Les représentants de l’ordre s’impatientaient derrière la grille.
Monique, obéissant à la consigne, réussit à parlementer avec eux, sur le pas de la porte, avant de les laisser pénétrer à l’intérieur.
Le malin avait habilement manœuvré, le laps de temps ayant été suffisant pour lui permettre de fuir.
Après avoir fouillé les lieux de font en comble, les poulets, dépités, durent se faire une raison: l’oiseau s’était envolé!
Monique ayant peine à réaliser ce qui lui arrivait, dut les accompagner au SRPJ pour y être interrogée.
Elle apprit, sidérée, l'identité de son amant.

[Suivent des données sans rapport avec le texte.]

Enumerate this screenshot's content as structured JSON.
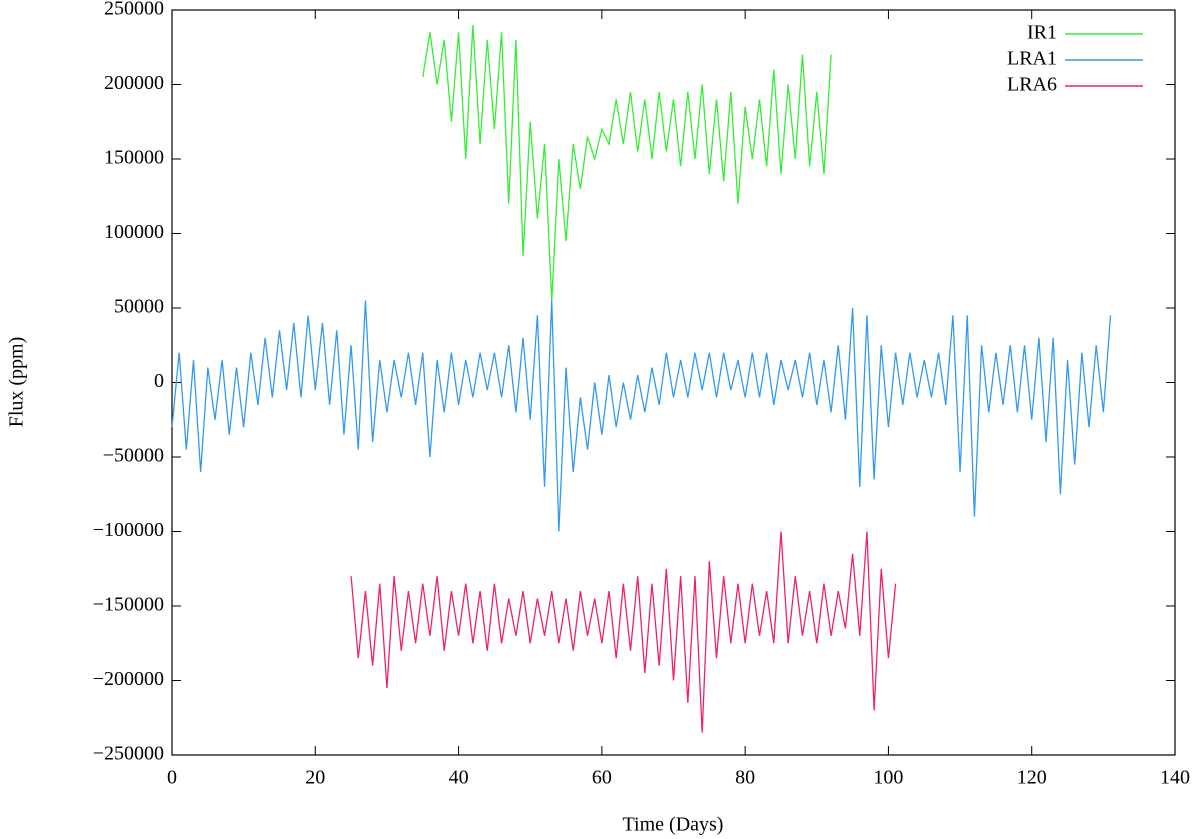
{
  "chart_data": {
    "type": "line",
    "xlabel": "Time (Days)",
    "ylabel": "Flux (ppm)",
    "xlim": [
      0,
      140
    ],
    "xticks": [
      0,
      20,
      40,
      60,
      80,
      100,
      120,
      140
    ],
    "ylim": [
      -250000,
      250000
    ],
    "yticks": [
      {
        "value": -250000,
        "label": "−250000"
      },
      {
        "value": -200000,
        "label": "−200000"
      },
      {
        "value": -150000,
        "label": "−150000"
      },
      {
        "value": -100000,
        "label": "−100000"
      },
      {
        "value": -50000,
        "label": "−50000"
      },
      0,
      50000,
      100000,
      150000,
      200000,
      250000
    ],
    "legend": "top-right",
    "series": [
      {
        "name": "IR1",
        "color": "#33ee33",
        "x": [
          35,
          36,
          37,
          38,
          39,
          40,
          41,
          42,
          43,
          44,
          45,
          46,
          47,
          48,
          49,
          50,
          51,
          52,
          53,
          54,
          55,
          56,
          57,
          58,
          59,
          60,
          61,
          62,
          63,
          64,
          65,
          66,
          67,
          68,
          69,
          70,
          71,
          72,
          73,
          74,
          75,
          76,
          77,
          78,
          79,
          80,
          81,
          82,
          83,
          84,
          85,
          86,
          87,
          88,
          89,
          90,
          91,
          92
        ],
        "values": [
          205000,
          235000,
          200000,
          230000,
          175000,
          235000,
          150000,
          240000,
          160000,
          230000,
          170000,
          235000,
          120000,
          230000,
          85000,
          175000,
          110000,
          160000,
          55000,
          150000,
          95000,
          160000,
          130000,
          165000,
          150000,
          170000,
          160000,
          190000,
          160000,
          195000,
          155000,
          190000,
          150000,
          195000,
          155000,
          190000,
          145000,
          195000,
          150000,
          200000,
          140000,
          190000,
          135000,
          195000,
          120000,
          185000,
          150000,
          190000,
          145000,
          210000,
          140000,
          200000,
          150000,
          220000,
          145000,
          195000,
          140000,
          220000
        ]
      },
      {
        "name": "LRA1",
        "color": "#3399ee",
        "x": [
          0,
          1,
          2,
          3,
          4,
          5,
          6,
          7,
          8,
          9,
          10,
          11,
          12,
          13,
          14,
          15,
          16,
          17,
          18,
          19,
          20,
          21,
          22,
          23,
          24,
          25,
          26,
          27,
          28,
          29,
          30,
          31,
          32,
          33,
          34,
          35,
          36,
          37,
          38,
          39,
          40,
          41,
          42,
          43,
          44,
          45,
          46,
          47,
          48,
          49,
          50,
          51,
          52,
          53,
          54,
          55,
          56,
          57,
          58,
          59,
          60,
          61,
          62,
          63,
          64,
          65,
          66,
          67,
          68,
          69,
          70,
          71,
          72,
          73,
          74,
          75,
          76,
          77,
          78,
          79,
          80,
          81,
          82,
          83,
          84,
          85,
          86,
          87,
          88,
          89,
          90,
          91,
          92,
          93,
          94,
          95,
          96,
          97,
          98,
          99,
          100,
          101,
          102,
          103,
          104,
          105,
          106,
          107,
          108,
          109,
          110,
          111,
          112,
          113,
          114,
          115,
          116,
          117,
          118,
          119,
          120,
          121,
          122,
          123,
          124,
          125,
          126,
          127,
          128,
          129,
          130,
          131
        ],
        "values": [
          -30000,
          20000,
          -45000,
          15000,
          -60000,
          10000,
          -25000,
          15000,
          -35000,
          10000,
          -30000,
          20000,
          -15000,
          30000,
          -10000,
          35000,
          -5000,
          40000,
          -10000,
          45000,
          -5000,
          40000,
          -15000,
          35000,
          -35000,
          25000,
          -45000,
          55000,
          -40000,
          15000,
          -20000,
          15000,
          -10000,
          20000,
          -15000,
          20000,
          -50000,
          15000,
          -20000,
          20000,
          -15000,
          15000,
          -10000,
          20000,
          -5000,
          20000,
          -10000,
          25000,
          -20000,
          30000,
          -25000,
          45000,
          -70000,
          55000,
          -100000,
          10000,
          -60000,
          -10000,
          -45000,
          0,
          -35000,
          5000,
          -30000,
          0,
          -25000,
          5000,
          -20000,
          10000,
          -15000,
          20000,
          -10000,
          15000,
          -10000,
          20000,
          -5000,
          20000,
          -10000,
          20000,
          -5000,
          15000,
          -10000,
          20000,
          -10000,
          20000,
          -15000,
          15000,
          -5000,
          15000,
          -10000,
          20000,
          -15000,
          15000,
          -20000,
          25000,
          -25000,
          50000,
          -70000,
          45000,
          -65000,
          25000,
          -30000,
          20000,
          -15000,
          20000,
          -10000,
          15000,
          -10000,
          20000,
          -15000,
          45000,
          -60000,
          45000,
          -90000,
          25000,
          -20000,
          20000,
          -15000,
          25000,
          -20000,
          25000,
          -25000,
          30000,
          -40000,
          30000,
          -75000,
          15000,
          -55000,
          20000,
          -30000,
          25000,
          -20000,
          45000
        ]
      },
      {
        "name": "LRA6",
        "color": "#ee2266",
        "x": [
          25,
          26,
          27,
          28,
          29,
          30,
          31,
          32,
          33,
          34,
          35,
          36,
          37,
          38,
          39,
          40,
          41,
          42,
          43,
          44,
          45,
          46,
          47,
          48,
          49,
          50,
          51,
          52,
          53,
          54,
          55,
          56,
          57,
          58,
          59,
          60,
          61,
          62,
          63,
          64,
          65,
          66,
          67,
          68,
          69,
          70,
          71,
          72,
          73,
          74,
          75,
          76,
          77,
          78,
          79,
          80,
          81,
          82,
          83,
          84,
          85,
          86,
          87,
          88,
          89,
          90,
          91,
          92,
          93,
          94,
          95,
          96,
          97,
          98,
          99,
          100,
          101
        ],
        "values": [
          -130000,
          -185000,
          -140000,
          -190000,
          -135000,
          -205000,
          -130000,
          -180000,
          -140000,
          -175000,
          -135000,
          -170000,
          -130000,
          -180000,
          -140000,
          -170000,
          -135000,
          -175000,
          -140000,
          -180000,
          -135000,
          -175000,
          -145000,
          -170000,
          -140000,
          -175000,
          -145000,
          -170000,
          -140000,
          -175000,
          -145000,
          -180000,
          -140000,
          -170000,
          -145000,
          -175000,
          -140000,
          -185000,
          -135000,
          -180000,
          -130000,
          -195000,
          -135000,
          -190000,
          -125000,
          -200000,
          -130000,
          -215000,
          -130000,
          -235000,
          -120000,
          -185000,
          -130000,
          -175000,
          -135000,
          -175000,
          -135000,
          -170000,
          -140000,
          -175000,
          -100000,
          -175000,
          -130000,
          -170000,
          -140000,
          -175000,
          -135000,
          -170000,
          -140000,
          -165000,
          -115000,
          -170000,
          -100000,
          -220000,
          -125000,
          -185000,
          -135000
        ]
      }
    ]
  }
}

Il n’était pas l’homme d’affaire en quête d’un nouveau souffle qu’il prétendait être, mais un repris de justice, entre autre escroc international, recherché par Interpol.
Demeuré courtois, le policier la rassura en lui disant qu'elle ne serait pas inquiétée, n'étant pas censé savoir qu'il était sous le coût d'un mandat d’arrêt. Sans autre détail, il précisa, devenu sévère, qu'elle devait désormais lui interdire l’accès à la villa, sous peine d’être elle-même exposée à des poursuites. L’officier de police eut beau se montrer courtois, la sachant irréprochable, il ne put lui épargner l’humiliation de l’innocente soumise à un interrogatoire.
Monique accusait mal le coup, n'ayant jamais eu à affronter une telle épreuve. Elle entendit, dans une sorte de brouillard, les mises en garde de l'inspecteur lui conseillant d'être plus prudente en ce qui concernait ses relations. Parvenant à se départir de sa réserve, elle osa la question qui la taraudait:
-Celui qu’elle avait hébergé sous son toit, était-il un assassin?
-A ma connaissance, le crime ne fait pas encore partie de ses délits, répondit le commissaire à son grand soulagement . Par contre, le «Pas encore!» ne fut pas sans l’inquiéter, lui donnant à penser qu’il l’en crût capable.
Ce fut une Monique fortement traumatisée qui sortit du commissariat, presque étonnée de se trouver libre. Elle comprenait à présent la réserve de son beau-frère, quand il avait apprit sa liaison avec Andréas; mais elle lui en voulait de l’avoir laissée se compromettre avec un hors la loi. Bertrand était resté évasif s'en tenant à lui laisser entendre qu’ Andréas était instable .
Elle était déboussolée par la façon d’agir, de son Beau-frère d’autant plus qu’auparavant, elle n’avait jamais rien eu à lui reprocher. Elle pensa dans son désarroi, qu’une franche explication s’avérait nécessaire. Avant de lui garder rancune, elle jugeait utile de remettre les pendules à l’heure.
Bertrand tenait commerce sur le marché d’ Aligre. Il vendait des articles de prêt-à-porter à prix cassés; débrouillard et hâbleur, il écoulait la marchandise à coups de bluff et parvenait à faire rentrer l’argent du ménage. Son physique de beau gosse, allié à une verve de Parigot,avait plu à sa sœur, qui était plus cultivée et méritait mieux. Monique, bien qu’en étant consciente, évitant de se mêler des histoires de cœur de sa cadette, s’était efforcée de faire bonne figure à ce beau-frère peu conforme à ses valeurs.
Cette fois-ci, l’affaire la touchant directement, elle était résolue à ne pas le ménager.
La riante place d'Aligre, point stratégique de ce vivant quartier du douzième arrondissement de la capitale, présentait le bucolique aspect d’un village, nature et vaches en moins.
En cette fin de semaine, son populaire marché était particulièrement animé, Monique en quête du commerce de Bertrand, eut du mal à se frayer un chemin, à travers la cohue des ménagères.
Elle trouva difficilement son étal, coincé entre un primeur et un poissonnier. Les coquillages du marchand, dérobés à la fraîcheur marine, dégageaient une forte odeur iodée; Monique senti l’aigreur lui monter à la gorge, (elle était allergique à tout ce qui provenait de la mer). Une grincheuse pressée lui balança son caddy entre les jambes; excédée, elle eut peine à ne pas l'injurier. Parvenue à prendre sur elle , elle interpella son beau-frère.
Debout derrière son comptoir, encombré par un amoncellement de frusques, Bertrand s’efforçait de persuader une matrone, au popotin gros comme une maison, qu’elle pouvait entrer dans un caleçon beaucoup trop étroit pour elle.